Sunday, 6 February 2011

My long crusade for common sense

To mark The Sunday Telegraph's 50th anniversary, Christopher Booker, its longest-serving columnist, looks back on 21 years of campaigning against a broken system.

I was pleased to see the television chef Hugh Fearnley-Whittingstall winning more than 600,000 signatures for a petition protesting at the ecological catastrophe that each year forces fishermen to throw millions of fish, already dead, back into the sea.

Portrait of the journalist as a young man: Christopher Booker in his early days at The Sunday Telegraph
Portrait of the journalist as a young man: Christopher Booker in his early days at The Sunday Telegraph

But I cannot help noting that I first began reporting on how this obscene scandal is made inevitable by the absurd bureaucratic rules of the EU back in the early Nineties.

Then there was the time, in 1996, that the government’s chief scientific adviser on BSE triggered a scare that would cost Britain £7 billion, by predicting that 500,000 people would soon be dead. A year later, this column – which had been sceptical of this scare from the start – was alone in noting that the same official had now revised his predicted death toll down to 100.

More recently, I have written much about global warming. This is the greatest scare of them all, not least because it has led our politicians to threaten us with by far the biggest bill in history. Through my researches for this column I found the story to be so bizarre that I wrote a book about it, The Real Global Warming Disaster.

My reporting has ranged over countless other scandals in the past two decades, from the rise of the health and safety culture to the disastrous mishandling of the foot-and-mouth crisis, from the wind farm scam to the asbestos scare, from the ever-expanding powers of the EU to the destruction of our Armed Forces.

But in a sense, these were all just different aspects of a single story – an extraordinary revolution which has taken place in how Britain is governed. The way our country is now run is almost unrecognisably different from what it was, as I first began to realise in 1992, after asking our readers to let me know how they were affected by a deluge of new directives then emerging from the EU.

A flood of replies, from people running every kind of small business, all reported the same thing: their lives were being made a nightmare by an explosion of dotty new rules and regulations, enforced with puritanical zeal by a new army of petty officials.

Many of these regulations claimed to be promoting seemingly worthy causes to which no one could object – healthy and safety, better hygiene, protection of the environment, caring for young and old. But there was a strange, pettifogging unreality about all this new legislation, which seemed to have little to do with the problems it was purporting to solve, only with increasing the powers of officialdom. Not all the new laws originated in Brussels, but as I pointed out, even those that did were often being made far more exacting by our own civil servants.

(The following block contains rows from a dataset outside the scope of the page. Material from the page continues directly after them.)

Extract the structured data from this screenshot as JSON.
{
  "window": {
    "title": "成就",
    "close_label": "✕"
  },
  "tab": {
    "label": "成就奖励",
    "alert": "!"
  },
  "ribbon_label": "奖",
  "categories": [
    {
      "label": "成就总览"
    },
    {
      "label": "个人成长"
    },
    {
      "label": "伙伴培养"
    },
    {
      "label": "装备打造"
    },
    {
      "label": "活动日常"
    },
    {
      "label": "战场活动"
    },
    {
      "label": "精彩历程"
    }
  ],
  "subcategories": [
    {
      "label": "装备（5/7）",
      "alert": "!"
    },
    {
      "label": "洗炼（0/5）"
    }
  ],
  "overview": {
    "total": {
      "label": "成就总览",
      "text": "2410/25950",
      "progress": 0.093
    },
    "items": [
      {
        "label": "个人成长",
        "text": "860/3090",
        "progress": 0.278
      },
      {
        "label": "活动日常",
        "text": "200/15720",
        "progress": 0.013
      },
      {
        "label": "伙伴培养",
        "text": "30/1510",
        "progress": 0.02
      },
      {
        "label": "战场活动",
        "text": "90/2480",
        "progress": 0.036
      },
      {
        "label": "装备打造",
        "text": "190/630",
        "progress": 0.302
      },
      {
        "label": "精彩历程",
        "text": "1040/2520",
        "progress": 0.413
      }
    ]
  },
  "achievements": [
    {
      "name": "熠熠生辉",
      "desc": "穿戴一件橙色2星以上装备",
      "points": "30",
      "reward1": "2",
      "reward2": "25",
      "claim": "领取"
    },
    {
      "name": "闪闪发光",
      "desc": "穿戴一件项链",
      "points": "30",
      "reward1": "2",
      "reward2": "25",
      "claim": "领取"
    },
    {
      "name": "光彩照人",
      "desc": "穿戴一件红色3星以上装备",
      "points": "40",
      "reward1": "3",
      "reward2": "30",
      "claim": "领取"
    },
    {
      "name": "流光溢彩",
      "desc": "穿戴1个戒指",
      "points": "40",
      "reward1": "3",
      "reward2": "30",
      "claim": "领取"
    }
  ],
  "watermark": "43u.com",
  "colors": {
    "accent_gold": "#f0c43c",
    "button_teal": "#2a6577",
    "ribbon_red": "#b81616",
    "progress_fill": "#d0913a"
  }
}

What also became apparent was a remarkable shift taking place in how most of our laws were made. No longer were they being debated and voted for in Parliament; instead they were being issued by officials as statutory instruments, administrative diktats. Our MPs, it emerged, had been handing over their law-making power to officials, through “enabling acts” – a process which began with the European Communities Act in 1972, designed to put the growing mass of EU legislation into UK law, but now being routinely extended.

All this amounted to a mutation in the nature of our governance. And the consequence is that we are now ruled by a vast maze of bureaucratic structures, not answerable to Parliament, operating at every level, from Brussels down to the town halls and a plethora of executive agencies. The power of elected politicians at all levels of government has been immeasurably diminished – which is one reason why they are now held in such contempt by the public.

The dead hand of this system now stretches into almost every area of life, not just sapping businesses but exercising its grip over the NHS, the education system, the police and much more besides. And the most striking thing about this new presence in our lives is how it lives by its own peculiar values, talking only in its own stultifying jargon, unable to relate to the real world. Common sense, like democratic accountability, has gone out of the window.

The system damages all it touches, which is why it lands us with one disaster after another, from the pointless destruction of billions of fish to the shambles it has made of our rubbish collection; from the skewing of our energy policy in favour of useless windmills to the way our family courts have turned every principle of justice on its head to allow politically correct social workers to seize children from loving parents.

The system’s one success has been to seal itself off from the rest of us, so there is virtually nothing we can do about it, other than pour in ever more money through our taxes to keep it in being. But at least the endless blunders that result mean that there will never be a shortage of examples for this column to report on.

I can only end by thanking Dr Richard North for his tireless efforts and help with research since we first teamed up in 1992 (leading to four books) – and also to our splendid readers, both for providing me with so much to write about and for the encouragement which keeps me battling on.